What he’s done is get Larry to go get his mother who comes out into her backyard with a little ladder and stands on the third rung up so she can see over the fence into Dexter’s yard. Her name is Harriet. She’s thirty, divorced, single, works at Safeway, and would love to replace her little patch of lawn with a vegetable garden, but she knows nothing about gardening.
Dexter and Harriet chat for twenty minutes, decide they like each other, and a couple days later Dexter and Godfrey knock out seven planks in the fence between Dexter’s yard and Larry and Harriet’s yard, and they build a second friendship gate.
And just a few weeks after they build that gate, this being the height of summer, Larry harvests his first radish from his new vegetable garden and calls Dexter on the phone to make sure it’s a good time to come visit.
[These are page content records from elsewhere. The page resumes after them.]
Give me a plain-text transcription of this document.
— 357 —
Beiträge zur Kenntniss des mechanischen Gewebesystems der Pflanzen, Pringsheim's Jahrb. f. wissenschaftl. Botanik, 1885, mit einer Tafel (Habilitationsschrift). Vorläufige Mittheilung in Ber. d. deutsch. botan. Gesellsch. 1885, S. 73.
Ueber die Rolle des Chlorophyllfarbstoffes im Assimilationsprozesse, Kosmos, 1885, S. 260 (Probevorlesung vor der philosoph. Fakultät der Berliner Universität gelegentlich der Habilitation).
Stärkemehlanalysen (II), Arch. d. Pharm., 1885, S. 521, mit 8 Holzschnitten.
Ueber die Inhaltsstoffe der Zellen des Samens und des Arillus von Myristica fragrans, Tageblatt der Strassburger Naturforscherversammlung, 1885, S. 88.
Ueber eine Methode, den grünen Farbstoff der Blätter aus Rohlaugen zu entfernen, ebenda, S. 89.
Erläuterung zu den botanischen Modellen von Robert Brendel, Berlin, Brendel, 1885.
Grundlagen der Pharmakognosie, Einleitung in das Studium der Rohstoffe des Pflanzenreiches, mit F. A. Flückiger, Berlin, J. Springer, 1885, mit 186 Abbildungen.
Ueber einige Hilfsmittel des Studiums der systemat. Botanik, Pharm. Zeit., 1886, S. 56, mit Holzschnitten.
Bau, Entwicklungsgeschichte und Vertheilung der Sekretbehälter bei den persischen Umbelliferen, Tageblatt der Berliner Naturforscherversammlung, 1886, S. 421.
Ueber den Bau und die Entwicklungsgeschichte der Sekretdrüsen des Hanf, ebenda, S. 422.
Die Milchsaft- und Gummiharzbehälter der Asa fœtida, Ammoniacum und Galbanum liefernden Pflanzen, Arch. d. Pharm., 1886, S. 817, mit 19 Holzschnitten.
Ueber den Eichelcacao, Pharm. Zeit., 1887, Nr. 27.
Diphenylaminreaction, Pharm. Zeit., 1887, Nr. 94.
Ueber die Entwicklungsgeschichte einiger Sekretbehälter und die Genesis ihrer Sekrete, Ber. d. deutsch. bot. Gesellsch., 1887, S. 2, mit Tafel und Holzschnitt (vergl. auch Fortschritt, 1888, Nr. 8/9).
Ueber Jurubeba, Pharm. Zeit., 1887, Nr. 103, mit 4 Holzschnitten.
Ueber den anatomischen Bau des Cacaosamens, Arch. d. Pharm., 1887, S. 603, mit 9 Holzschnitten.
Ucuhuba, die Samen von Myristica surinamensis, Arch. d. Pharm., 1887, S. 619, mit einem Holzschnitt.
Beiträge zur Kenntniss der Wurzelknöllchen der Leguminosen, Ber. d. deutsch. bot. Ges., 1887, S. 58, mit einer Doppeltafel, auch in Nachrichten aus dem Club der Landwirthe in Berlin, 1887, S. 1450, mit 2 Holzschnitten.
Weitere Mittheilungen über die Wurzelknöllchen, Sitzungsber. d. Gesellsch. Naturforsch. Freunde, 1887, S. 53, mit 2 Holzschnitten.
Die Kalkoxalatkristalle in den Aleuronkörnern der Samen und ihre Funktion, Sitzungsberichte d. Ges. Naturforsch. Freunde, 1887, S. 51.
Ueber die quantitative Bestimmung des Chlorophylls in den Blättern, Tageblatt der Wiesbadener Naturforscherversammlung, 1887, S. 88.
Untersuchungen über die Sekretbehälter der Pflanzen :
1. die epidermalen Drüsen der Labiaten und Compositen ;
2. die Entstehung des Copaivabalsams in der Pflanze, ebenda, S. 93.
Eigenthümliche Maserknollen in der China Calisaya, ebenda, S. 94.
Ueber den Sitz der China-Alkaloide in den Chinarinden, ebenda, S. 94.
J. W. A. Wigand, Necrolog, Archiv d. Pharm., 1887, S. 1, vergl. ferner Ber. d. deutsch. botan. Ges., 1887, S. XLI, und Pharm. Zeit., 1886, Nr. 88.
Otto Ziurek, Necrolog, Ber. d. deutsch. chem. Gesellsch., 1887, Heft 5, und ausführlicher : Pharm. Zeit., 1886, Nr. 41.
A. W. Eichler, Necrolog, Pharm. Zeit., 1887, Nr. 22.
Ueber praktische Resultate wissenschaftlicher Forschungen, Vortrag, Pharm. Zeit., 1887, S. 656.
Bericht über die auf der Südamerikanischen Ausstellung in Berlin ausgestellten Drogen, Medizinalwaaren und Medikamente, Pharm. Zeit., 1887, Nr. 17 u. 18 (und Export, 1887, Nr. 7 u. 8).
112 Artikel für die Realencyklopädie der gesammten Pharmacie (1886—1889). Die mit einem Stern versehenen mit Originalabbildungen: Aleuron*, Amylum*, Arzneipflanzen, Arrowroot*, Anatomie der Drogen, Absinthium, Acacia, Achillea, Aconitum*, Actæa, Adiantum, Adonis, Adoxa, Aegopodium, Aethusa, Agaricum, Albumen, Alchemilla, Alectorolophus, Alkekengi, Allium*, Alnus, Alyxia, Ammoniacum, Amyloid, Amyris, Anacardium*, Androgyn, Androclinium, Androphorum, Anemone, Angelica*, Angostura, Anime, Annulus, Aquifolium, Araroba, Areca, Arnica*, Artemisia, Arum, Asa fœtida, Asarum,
Dexter steps out of the shower, having just gotten home from work, answers his phone, and tells Larry to come over in ten minutes.
Larry watches the clock on the kitchen stove until ten minutes have gone by and then he rushes out into his backyard and goes through the friendship gate into Dexter’s backyard to show him the radish.
“Wow,” says Dexter, admiring the radish from several feet away. “What a beauty.”
“I know,” says Larry, gazing in wonder at the beautiful red radish. “I think maybe I have a green thumb.”
“No maybe about it,” says Dexter, imagining giving Larry a hug. “You’ve definitely got the knack, kiddo.”